Anche ora, mentre scrivo, ripensando alle scene che compongono Io prima di te, ho gli occhi lucidi ed il magone si impadronisce di me ad ogni lettera che man mano digito sulla tastiera.
Raramente i film tratti dai romanzi che leggo mi piacciono almeno quanto il libro, ma di certo non è questo il caso. Vorrei però partire dal principio.
La storia, scritta dall’acclamata autrice Jojo Moyes, parla dell’amore tra Louisa Clark, una ragazza di ventisei anni e Will Traynor, un giovane manager di trentacinque anni rimasto vittima di un incidente stradale che lo rende un tetraplegico.
Lou rimane senza lavoro e si ritrova faccia a faccia con la dura realtà della sua vita.
Cosa farà ora? Non ha studiato o coltivato sogni nel cassetto ed era l’unico sostegno economico per la sua famiglia. A ventisei anni vede la sua realtà frantumarsi tra quelle poche vie che compongono la piccola cittadina dalla quale non è mai uscita.
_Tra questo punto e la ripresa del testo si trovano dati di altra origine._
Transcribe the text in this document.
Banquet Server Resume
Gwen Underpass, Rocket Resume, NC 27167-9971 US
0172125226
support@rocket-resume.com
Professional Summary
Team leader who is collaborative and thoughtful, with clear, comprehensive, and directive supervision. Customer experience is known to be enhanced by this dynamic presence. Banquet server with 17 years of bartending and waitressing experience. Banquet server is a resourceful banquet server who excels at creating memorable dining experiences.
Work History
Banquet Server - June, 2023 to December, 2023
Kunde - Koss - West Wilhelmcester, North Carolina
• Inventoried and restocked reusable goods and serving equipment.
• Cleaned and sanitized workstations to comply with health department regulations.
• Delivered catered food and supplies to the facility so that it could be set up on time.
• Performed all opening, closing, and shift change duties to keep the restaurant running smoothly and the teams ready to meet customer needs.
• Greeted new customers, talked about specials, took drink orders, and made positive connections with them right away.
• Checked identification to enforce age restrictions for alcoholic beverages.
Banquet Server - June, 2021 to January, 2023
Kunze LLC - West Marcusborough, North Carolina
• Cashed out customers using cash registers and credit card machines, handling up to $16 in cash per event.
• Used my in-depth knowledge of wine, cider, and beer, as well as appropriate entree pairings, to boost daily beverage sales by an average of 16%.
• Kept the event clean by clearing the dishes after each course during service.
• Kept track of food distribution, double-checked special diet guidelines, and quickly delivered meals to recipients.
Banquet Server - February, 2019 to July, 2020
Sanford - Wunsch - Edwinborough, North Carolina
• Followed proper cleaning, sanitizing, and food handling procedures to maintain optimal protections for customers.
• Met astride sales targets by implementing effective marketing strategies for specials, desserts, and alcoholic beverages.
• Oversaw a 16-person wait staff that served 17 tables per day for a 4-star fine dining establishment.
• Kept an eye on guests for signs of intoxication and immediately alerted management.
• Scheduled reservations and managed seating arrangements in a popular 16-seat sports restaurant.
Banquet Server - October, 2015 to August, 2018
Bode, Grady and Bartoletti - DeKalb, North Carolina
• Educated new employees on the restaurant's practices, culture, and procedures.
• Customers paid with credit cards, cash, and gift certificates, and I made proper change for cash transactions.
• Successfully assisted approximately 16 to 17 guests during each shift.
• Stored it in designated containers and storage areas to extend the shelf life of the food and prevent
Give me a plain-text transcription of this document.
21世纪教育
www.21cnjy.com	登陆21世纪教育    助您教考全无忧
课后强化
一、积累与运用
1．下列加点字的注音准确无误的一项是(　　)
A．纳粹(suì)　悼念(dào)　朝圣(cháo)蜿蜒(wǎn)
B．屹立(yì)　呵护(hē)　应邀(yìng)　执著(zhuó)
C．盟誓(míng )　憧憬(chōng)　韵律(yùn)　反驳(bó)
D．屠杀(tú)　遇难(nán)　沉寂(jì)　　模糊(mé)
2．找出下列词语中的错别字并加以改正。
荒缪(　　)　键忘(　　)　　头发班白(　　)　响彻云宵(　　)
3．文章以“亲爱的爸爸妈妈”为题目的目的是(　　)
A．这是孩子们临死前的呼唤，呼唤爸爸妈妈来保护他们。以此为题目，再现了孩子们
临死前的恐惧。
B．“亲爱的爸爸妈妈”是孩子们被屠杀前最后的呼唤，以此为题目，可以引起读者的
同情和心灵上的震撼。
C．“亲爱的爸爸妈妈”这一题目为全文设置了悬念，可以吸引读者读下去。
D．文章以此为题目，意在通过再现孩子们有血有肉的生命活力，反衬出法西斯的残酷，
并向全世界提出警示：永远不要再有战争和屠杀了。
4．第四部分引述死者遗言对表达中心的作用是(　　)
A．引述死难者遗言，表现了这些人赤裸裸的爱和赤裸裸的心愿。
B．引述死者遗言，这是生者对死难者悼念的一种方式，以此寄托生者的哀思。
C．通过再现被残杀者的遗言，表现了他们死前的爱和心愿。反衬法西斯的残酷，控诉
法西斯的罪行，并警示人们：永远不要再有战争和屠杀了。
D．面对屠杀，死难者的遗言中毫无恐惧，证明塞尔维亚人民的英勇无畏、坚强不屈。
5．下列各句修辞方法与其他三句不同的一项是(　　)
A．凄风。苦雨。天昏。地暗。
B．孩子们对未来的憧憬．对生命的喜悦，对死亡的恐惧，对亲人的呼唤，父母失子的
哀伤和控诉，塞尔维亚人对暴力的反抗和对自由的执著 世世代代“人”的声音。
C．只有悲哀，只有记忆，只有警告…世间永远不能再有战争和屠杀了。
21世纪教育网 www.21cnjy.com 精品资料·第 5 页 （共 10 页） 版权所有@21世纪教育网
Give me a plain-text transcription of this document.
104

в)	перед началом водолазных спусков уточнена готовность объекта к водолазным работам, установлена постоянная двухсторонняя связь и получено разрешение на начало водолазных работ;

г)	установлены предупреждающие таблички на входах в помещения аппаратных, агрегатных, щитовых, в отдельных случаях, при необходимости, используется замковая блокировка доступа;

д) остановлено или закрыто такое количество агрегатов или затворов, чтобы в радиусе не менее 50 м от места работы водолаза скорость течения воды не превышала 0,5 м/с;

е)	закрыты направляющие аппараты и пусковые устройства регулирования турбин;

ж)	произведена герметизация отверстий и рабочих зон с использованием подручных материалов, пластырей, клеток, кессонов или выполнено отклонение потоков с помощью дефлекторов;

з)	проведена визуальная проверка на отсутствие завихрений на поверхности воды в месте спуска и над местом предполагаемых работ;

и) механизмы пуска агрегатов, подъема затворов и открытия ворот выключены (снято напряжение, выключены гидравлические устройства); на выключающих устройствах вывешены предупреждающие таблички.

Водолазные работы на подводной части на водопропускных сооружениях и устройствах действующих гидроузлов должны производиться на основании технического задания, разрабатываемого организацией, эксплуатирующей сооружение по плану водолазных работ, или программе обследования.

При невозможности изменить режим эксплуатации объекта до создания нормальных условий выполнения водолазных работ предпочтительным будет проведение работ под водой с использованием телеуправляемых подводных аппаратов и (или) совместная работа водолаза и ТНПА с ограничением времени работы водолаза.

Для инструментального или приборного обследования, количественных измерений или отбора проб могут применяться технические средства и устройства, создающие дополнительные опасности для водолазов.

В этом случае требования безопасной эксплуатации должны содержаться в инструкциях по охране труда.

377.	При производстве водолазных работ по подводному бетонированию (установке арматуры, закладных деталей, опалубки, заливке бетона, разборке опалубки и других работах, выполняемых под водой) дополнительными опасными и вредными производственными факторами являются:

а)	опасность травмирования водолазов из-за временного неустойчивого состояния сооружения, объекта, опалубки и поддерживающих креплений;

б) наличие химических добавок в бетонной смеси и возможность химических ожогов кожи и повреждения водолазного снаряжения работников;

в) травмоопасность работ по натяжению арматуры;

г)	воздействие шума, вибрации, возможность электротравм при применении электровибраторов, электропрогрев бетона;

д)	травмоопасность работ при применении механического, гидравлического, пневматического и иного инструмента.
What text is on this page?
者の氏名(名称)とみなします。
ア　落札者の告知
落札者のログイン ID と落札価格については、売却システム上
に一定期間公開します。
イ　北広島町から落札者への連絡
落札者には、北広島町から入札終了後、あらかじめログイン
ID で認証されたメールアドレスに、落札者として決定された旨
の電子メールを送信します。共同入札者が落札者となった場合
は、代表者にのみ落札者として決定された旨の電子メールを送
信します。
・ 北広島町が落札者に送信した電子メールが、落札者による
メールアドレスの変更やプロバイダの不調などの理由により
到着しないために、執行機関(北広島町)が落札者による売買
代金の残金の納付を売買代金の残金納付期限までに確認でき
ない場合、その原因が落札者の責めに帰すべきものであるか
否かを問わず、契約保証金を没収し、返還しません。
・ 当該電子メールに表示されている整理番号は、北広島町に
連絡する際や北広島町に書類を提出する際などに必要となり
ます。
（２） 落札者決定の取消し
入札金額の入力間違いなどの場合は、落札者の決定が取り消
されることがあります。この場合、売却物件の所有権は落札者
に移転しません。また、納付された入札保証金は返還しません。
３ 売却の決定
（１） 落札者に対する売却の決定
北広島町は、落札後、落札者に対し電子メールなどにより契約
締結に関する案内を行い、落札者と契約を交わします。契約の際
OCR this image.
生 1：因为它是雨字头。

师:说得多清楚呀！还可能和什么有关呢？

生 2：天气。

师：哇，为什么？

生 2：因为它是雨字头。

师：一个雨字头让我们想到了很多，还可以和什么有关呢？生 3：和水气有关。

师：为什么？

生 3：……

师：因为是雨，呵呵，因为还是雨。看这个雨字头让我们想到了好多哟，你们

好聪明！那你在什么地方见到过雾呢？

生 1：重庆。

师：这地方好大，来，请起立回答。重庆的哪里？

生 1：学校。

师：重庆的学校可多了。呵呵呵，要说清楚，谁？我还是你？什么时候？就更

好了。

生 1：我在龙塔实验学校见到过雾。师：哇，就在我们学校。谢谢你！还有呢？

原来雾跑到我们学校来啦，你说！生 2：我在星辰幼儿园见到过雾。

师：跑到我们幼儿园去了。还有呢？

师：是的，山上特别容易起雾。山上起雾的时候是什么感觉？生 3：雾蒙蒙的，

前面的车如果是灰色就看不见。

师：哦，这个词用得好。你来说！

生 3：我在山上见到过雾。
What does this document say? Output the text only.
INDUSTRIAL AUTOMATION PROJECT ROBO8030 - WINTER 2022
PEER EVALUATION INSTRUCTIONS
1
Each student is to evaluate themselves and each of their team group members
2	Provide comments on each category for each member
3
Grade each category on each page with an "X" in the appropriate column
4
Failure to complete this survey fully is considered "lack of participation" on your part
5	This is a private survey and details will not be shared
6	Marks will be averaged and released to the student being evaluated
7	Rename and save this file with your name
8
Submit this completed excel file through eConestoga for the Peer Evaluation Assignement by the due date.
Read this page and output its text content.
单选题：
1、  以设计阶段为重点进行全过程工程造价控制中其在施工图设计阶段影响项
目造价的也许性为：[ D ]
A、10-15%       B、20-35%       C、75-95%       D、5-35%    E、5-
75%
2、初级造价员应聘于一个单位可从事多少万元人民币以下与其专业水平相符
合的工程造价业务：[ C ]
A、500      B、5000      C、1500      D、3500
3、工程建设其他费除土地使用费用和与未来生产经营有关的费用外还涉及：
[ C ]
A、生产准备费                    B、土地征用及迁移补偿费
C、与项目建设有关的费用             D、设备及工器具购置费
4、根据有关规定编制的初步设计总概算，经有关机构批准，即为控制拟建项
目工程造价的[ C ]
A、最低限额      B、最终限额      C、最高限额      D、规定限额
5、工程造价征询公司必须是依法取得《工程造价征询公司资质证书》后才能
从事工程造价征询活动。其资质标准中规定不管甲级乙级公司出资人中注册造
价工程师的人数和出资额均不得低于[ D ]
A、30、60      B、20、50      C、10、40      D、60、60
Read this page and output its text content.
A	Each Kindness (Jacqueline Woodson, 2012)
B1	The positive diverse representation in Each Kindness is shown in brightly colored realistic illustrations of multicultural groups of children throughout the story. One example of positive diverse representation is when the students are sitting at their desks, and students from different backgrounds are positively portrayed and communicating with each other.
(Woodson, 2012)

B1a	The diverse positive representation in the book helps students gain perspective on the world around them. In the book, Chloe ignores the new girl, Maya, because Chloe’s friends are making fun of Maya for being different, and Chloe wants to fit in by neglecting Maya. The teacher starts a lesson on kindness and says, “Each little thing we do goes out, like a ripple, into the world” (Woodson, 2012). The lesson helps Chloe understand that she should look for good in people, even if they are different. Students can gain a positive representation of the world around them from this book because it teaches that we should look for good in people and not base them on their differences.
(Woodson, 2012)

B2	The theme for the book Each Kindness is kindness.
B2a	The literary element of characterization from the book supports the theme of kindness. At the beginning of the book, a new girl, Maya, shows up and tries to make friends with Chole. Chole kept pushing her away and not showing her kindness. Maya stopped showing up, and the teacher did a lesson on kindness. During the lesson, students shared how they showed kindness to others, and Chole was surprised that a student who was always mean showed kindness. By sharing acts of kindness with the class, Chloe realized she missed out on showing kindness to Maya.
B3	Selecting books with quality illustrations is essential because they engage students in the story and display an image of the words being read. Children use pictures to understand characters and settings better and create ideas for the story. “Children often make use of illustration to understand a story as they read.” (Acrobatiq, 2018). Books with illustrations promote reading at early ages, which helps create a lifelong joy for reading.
Fino a quando non viene assunta dalla famiglia Traynor come assistente di Will, il quale ormai senza voglia di vivere, tratta tutti con arroganza e prepotenza mettendo a dura prova l’ottimismo e l’allegria che sono parte integrante del carattere di Lou.

3794538_245549Quando lessi il libro, qualche mese fa, ne uscii davvero a pezzi. Ci sono romanzi che veramente ti entrano dentro e ti fanno cambiare la visione delle cose.
Storie che lasciano il segno e personaggi che sembrano quasi essere il tuo riflesso allo specchio, talmente ti ci rivedi. Ecco cos’è stato per me Io prima di te.
La Moyes mi ha fatto ridere, riflettere, sognare in grande e versare lacrime davvero amare.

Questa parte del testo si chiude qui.